I ragazzi formavano delle squadre per cantare e ballare, giravano per le varie case, dove venivano accolti con ravioli e vino. Ogni squadra aveva il proprio giro per le frazioni. La sera invece si andava a ballare nelle case oppure nei locali dove si organizzavano i balli pubblici.
Nelle case c’era sempre la tavola imbandita per ospitare i cantori ed i suonatori, con vino, salame e ravioli. Era uno scambio, tra chi portava gioia e arte e chi invece donava ospitalità con tutto quello che ne consegue.
Questi festeggiamenti con i suonatori itineranti per più giorni sono ricordati anche in valle Staffora, val Curone, e val Trebbia, e tuttora praticati con piffero e fisarmonica nelle zone di Rocchetta Ligure (val Borbera) e di Garbagna (val Grue).
Erano riti socializzanti in cui le persone si conoscevano, si scambiavano notizie e a volte si fidanzavano.
Durante i giri che le squadre facevano casa per casa, si raccoglievano le uova.
La questua delle uova, che a Romagnese veniva fatta in occasione della Galina grisa a Pasqua, a Zavattarello veniva organizzata a Carnevale. Le uova raccolte, la cui simbologia illustreremo più avanti, non venivano consumate subito ma erano conservate ed utilizzate per la preparazione delle frittelle di San Giuseppe, dolce tipico di quella ricorrenza.
Così come nella Galina grisa, le uova venivano utilizzate per preparare un piatto collettivo; infatti le frittelle venivano preparate in una casa di Crociglia e distribuite presso la locanda del paese che si trovava a ridosso della strada. Capitava così che anche a semplici viandanti venivano offerte quelle prelibatezze.
Per quanto riguarda le maschere tipiche non ne abbiamo riscontrato l’uso; abbiamo solo raccolto il ricordo di un nostro informatore di un racconto fatto da sua nonna, risalente a fine Ottocento:
«Mi ricordo che mia nonna mi raccontava che non si usavano le maschere in faccia ma i vestiti: c’erano gli arlecchini e i bruton. Gli arlecchino erano donne con vestiti tutti agghindati di nastri colorati e un gran foulard sulle spalle; il foulard, invece di annodarlo, lo fermavano con degli anelli. I bruton erano uomini vestiti con sacchi legati in vita da una corda, e in mano tenevano una scopa per difendere gli arlecchini.»
Un’usanza altamente simbolica, ma non più praticata.
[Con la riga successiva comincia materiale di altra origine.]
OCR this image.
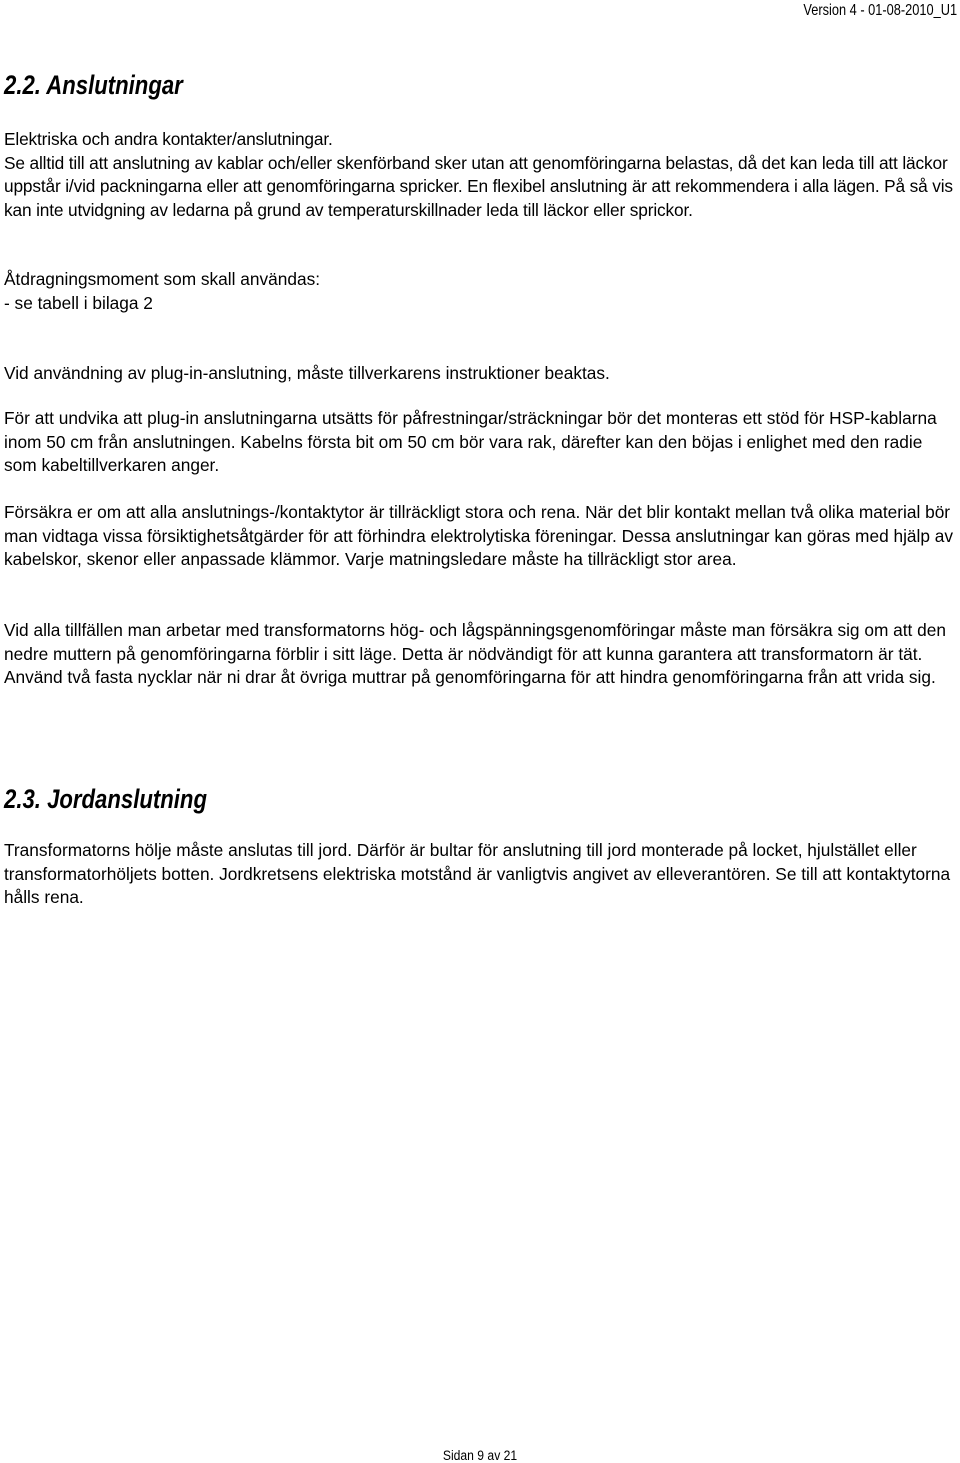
Version 4 - 01-08-2010_U1
2.2. Anslutningar

Elektriska och andra kontakter/anslutningar.

Se alltid till att anslutning av kablar och/eller skenförband sker utan att genomföringarna belastas, då det kan leda till att läckor uppstår i/vid packningarna eller att genomföringarna spricker. En flexibel anslutning är att rekommendera i alla lägen. På så vis kan inte utvidgning av ledarna på grund av temperaturskillnader leda till läckor eller sprickor.

Åtdragningsmoment som skall användas:

- se tabell i bilaga 2

Vid användning av plug-in-anslutning, måste tillverkarens instruktioner beaktas.

För att undvika att plug-in anslutningarna utsätts för påfrestningar/sträckningar bör det monteras ett stöd för HSP-kablarna inom 50 cm från anslutningen. Kabelns första bit om 50 cm bör vara rak, därefter kan den böjas i enlighet med den radie som kabeltillverkaren anger.

Försäkra er om att alla anslutnings-/kontaktytor är tillräckligt stora och rena. När det blir kontakt mellan två olika material bör man vidtaga vissa försiktighetsåtgärder för att förhindra elektrolytiska föreningar. Dessa anslutningar kan göras med hjälp av kabelskor, skenor eller anpassade klämmor. Varje matningsledare måste ha tillräckligt stor area.

Vid alla tillfällen man arbetar med transformatorns hög- och lågspänningsgenomföringar måste man försäkra sig om att den nedre muttern på genomföringarna förblir i sitt läge. Detta är nödvändigt för att kunna garantera att transformatorn är tät. Använd två fasta nycklar när ni drar åt övriga muttrar på genomföringarna för att hindra genomföringarna från att vrida sig.

2.3. Jordanslutning

Transformatorns hölje måste anslutas till jord. Därför är bultar för anslutning till jord monterade på locket, hjulstället eller transformatorhöljets botten. Jordkretsens elektriska motstånd är vanligtvis angivet av elleverantören. Se till att kontaktytorna hålls rena.

Sidan 9 av 21
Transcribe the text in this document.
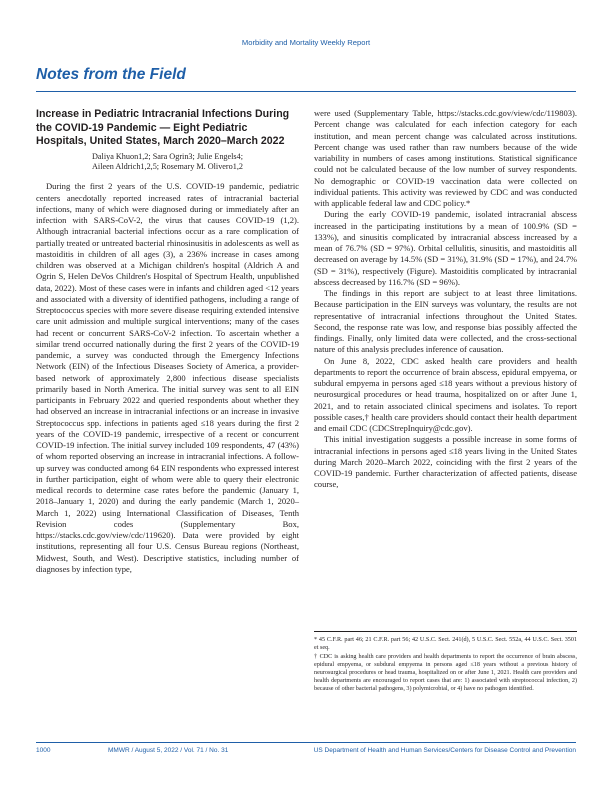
Morbidity and Mortality Weekly Report
Notes from the Field
Increase in Pediatric Intracranial Infections During the COVID-19 Pandemic — Eight Pediatric Hospitals, United States, March 2020–March 2022
Daliya Khuon1,2; Sara Ogrin3; Julie Engels4;
Aileen Aldrich1,2,5; Rosemary M. Olivero1,2

During the first 2 years of the U.S. COVID-19 pandemic, pediatric centers anecdotally reported increased rates of intracranial bacterial infections, many of which were diagnosed during or immediately after an infection with SARS-CoV-2, the virus that causes COVID-19 (1,2). Although intracranial bacterial infections occur as a rare complication of partially treated or untreated bacterial rhinosinusitis in adolescents as well as mastoiditis in children of all ages (3), a 236% increase in cases among children was observed at a Michigan children's hospital (Aldrich A and Ogrin S, Helen DeVos Children's Hospital of Spectrum Health, unpublished data, 2022). Most of these cases were in infants and children aged <12 years and associated with a diversity of identified pathogens, including a range of Streptococcus species with more severe disease requiring extended intensive care unit admission and multiple surgical interventions; many of the cases had recent or concurrent SARS-CoV-2 infection. To ascertain whether a similar trend occurred nationally during the first 2 years of the COVID-19 pandemic, a survey was conducted through the Emergency Infections Network (EIN) of the Infectious Diseases Society of America, a provider-based network of approximately 2,800 infectious disease specialists primarily based in North America. The initial survey was sent to all EIN participants in February 2022 and queried respondents about whether they had observed an increase in intracranial infections or an increase in invasive Streptococcus spp. infections in patients aged ≤18 years during the first 2 years of the COVID-19 pandemic, irrespective of a recent or concurrent COVID-19 infection. The initial survey included 109 respondents, 47 (43%) of whom reported observing an increase in intracranial infections. A follow-up survey was conducted among 64 EIN respondents who expressed interest in further participation, eight of whom were able to query their electronic medical records to determine case rates before the pandemic (January 1, 2018–January 1, 2020) and during the early pandemic (March 1, 2020–March 1, 2022) using International Classification of Diseases, Tenth Revision codes (Supplementary Box, https://stacks.cdc.gov/view/cdc/119620). Data were provided by eight institutions, representing all four U.S. Census Bureau regions (Northeast, Midwest, South, and West). Descriptive statistics, including number of diagnoses by infection type,

were used (Supplementary Table, https://stacks.cdc.gov/view/cdc/119803). Percent change was calculated for each infection category for each institution, and mean percent change was calculated across institutions. Percent change was used rather than raw numbers because of the wide variability in numbers of cases among institutions. Statistical significance could not be calculated because of the low number of survey respondents. No demographic or COVID-19 vaccination data were collected on individual patients. This activity was reviewed by CDC and was conducted with applicable federal law and CDC policy.*

During the early COVID-19 pandemic, isolated intracranial abscess increased in the participating institutions by a mean of 100.9% (SD = 133%), and sinusitis complicated by intracranial abscess increased by a mean of 76.7% (SD = 97%). Orbital cellulitis, sinusitis, and mastoiditis all decreased on average by 14.5% (SD = 31%), 31.9% (SD = 17%), and 24.7% (SD = 31%), respectively (Figure). Mastoiditis complicated by intracranial abscess decreased by 116.7% (SD = 96%).

The findings in this report are subject to at least three limitations. Because participation in the EIN surveys was voluntary, the results are not representative of intracranial infections throughout the United States. Second, the response rate was low, and response bias possibly affected the findings. Finally, only limited data were collected, and the cross-sectional nature of this analysis precludes inference of causation.

On June 8, 2022, CDC asked health care providers and health departments to report the occurrence of brain abscess, epidural empyema, or subdural empyema in persons aged ≤18 years without a previous history of neurosurgical procedures or head trauma, hospitalized on or after June 1, 2021, and to retain associated clinical specimens and isolates. To report possible cases,† health care providers should contact their health department and email CDC (CDCStrepInquiry@cdc.gov).

This initial investigation suggests a possible increase in some forms of intracranial infections in persons aged ≤18 years living in the United States during March 2020–March 2022, coinciding with the first 2 years of the COVID-19 pandemic. Further characterization of affected patients, disease course,

* 45 C.F.R. part 46; 21 C.F.R. part 56; 42 U.S.C. Sect. 241(d), 5 U.S.C. Sect. 552a, 44 U.S.C. Sect. 3501 et seq.
† CDC is asking health care providers and health departments to report the occurrence of brain abscess, epidural empyema, or subdural empyema in persons aged ≤18 years without a previous history of neurosurgical procedures or head trauma, hospitalized on or after June 1, 2021. Health care providers and health departments are encouraged to report cases that are: 1) associated with streptococcal infection, 2) because of other bacterial pathogens, 3) polymicrobial, or 4) have no pathogen identified.
1000	MMWR / August 5, 2022 / Vol. 71 / No. 31	US Department of Health and Human Services/Centers for Disease Control and Prevention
Si può ipotizzare che l’arlecchino rappresentasse con i suoi nastri colorati la primavera, mentre il bruton, che vegliava su di lei, l’inverno che stava ormai scomparendo. Purtroppo «martedì a mezzanotte tutto era finito; si ritornava tutti a casa perché entravamo in Quaresima.» Infatti durante le settimane di Quaresima, così come durante quelle di Avvento, non si svolgono feste tradizionali e non si possono celebrare matrimoni.